Of course, since a Comparator is a functional interface, meaning it only has one method, you can call it in a more elegant way via a lambda statement.

public void sortListAlphabetically(List<String> list){
  Collections.sort(list, (a, b) -> a.compareTo(b);
}

No @Override tags. No method names. No bloated code.
Just elegance and simplicity.

Nulls and Nulls and Nulls, Oh My!

As you’re typing away at your keyboard, creating new objects and methods, you realize something.

“Hey, what if this object is actually null?”

And so, you decide to cleverly check if the object is null, like so :


public void doStuff(Object object){
  if(object != null){
    //Work your magic on this object
  }
}

However, there are several problems with this approach. For instance, most programmers who use this technique do nothing if the object is null. This causes huge amounts of bugs and headaches for everyone.

In addition, null checking an object everywhere causes excessive bloating. In fact, most of these checks are unnecessary. You should not be checking if an object is null inside the main parts of your code. It is best to only check when data is first passed in.

An analogy for this is as follows :

A city, known for its wealth and prosperity, lies in the middle of a desert. Every one in the city is confirmed to be a good citizen, and crime rates are at an all-time low 0%. However, one day, a group of vandals approach the city. As they reach the outskirts, they are caught and kicked out. No criminals allowed!

The city continues to prosper for the rest of eternity.

However, a few dozen miles away, another city named Nullville exists. Unlike the other city, Nullville has no guards around the city. As a result, the city is flooded with nasty and evil people. To combat these evil-doers, Nullville decides to enforce a strict system of identification, with all good people getting an ID.

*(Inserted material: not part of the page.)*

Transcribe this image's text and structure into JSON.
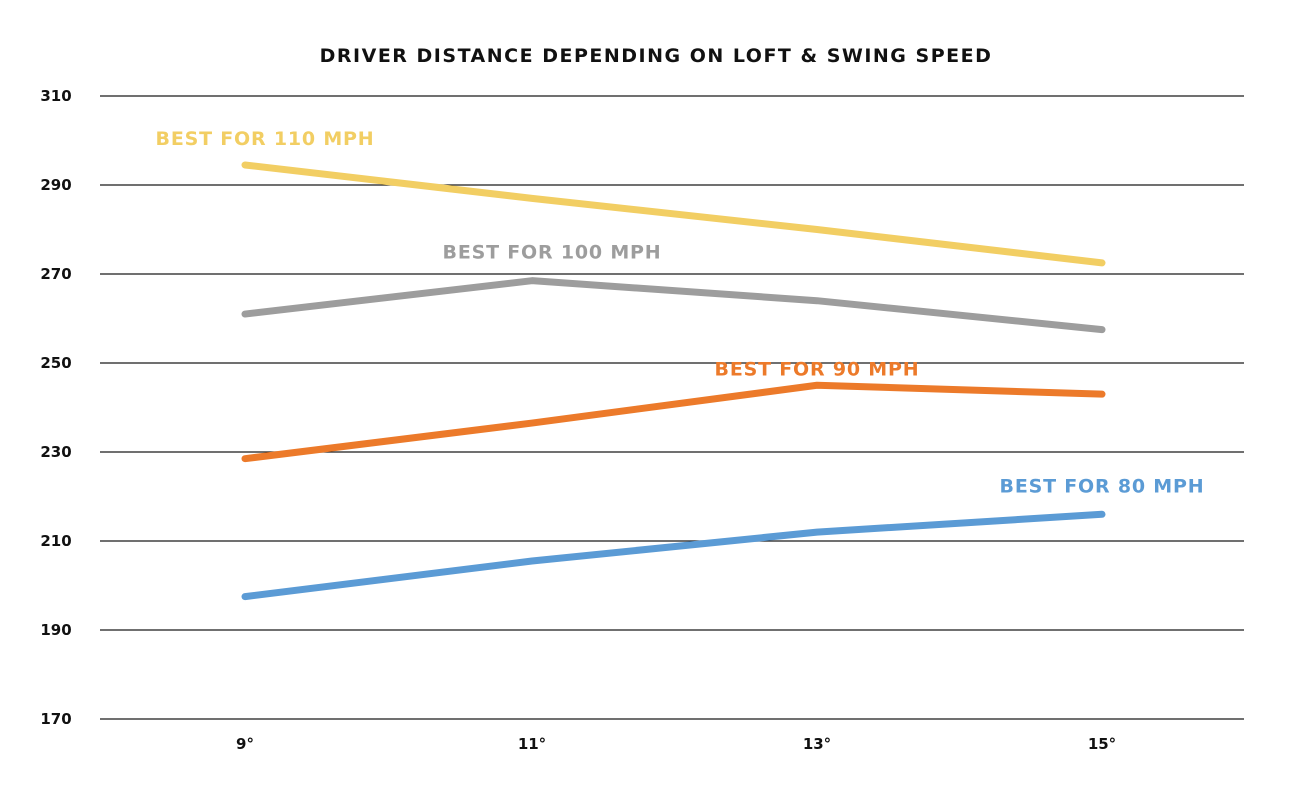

If you want to go outside, you need to show your ID. If you want to buy meat, you need to show your ID. If you want to go home, you need to show your ID. If you want to sleep, you need to show your ID. If you are caught without an ID, you are booted from Nullville, as you’re proven to be evil.

Clearly, Nullville is in a terrible situation. In order to do anything in Nullville, you first have to actually prove that you have an ID (proving that you’re != null). Even if you aren’t serial killer or a thief, you still have to prove that you have an ID.

As a result, like Nullville, programmers end up excessively checking their data for nulls, when it simply isn’t necessary. As in the first city, data should be checked on the outskirts of your code, not inside the main parts of it.

If you force functions on the “outskirts” of your code base to check for nulls, then you do not have to check for nulls in the core sections. The output is already guaranteed to not be null, so there is no reason, in the input of another function, to check for null.

In a nutshell, a contract needs to be made. Function A promises to return an object, but it isn’t null. Function B accepts an object, but trusts function A that the object will not be null. As a result, there is no reason for function B to check its input for null.

So don’t bloat your code. Check for nulls at the gates of your code, so that you don’t have to do it inside the code.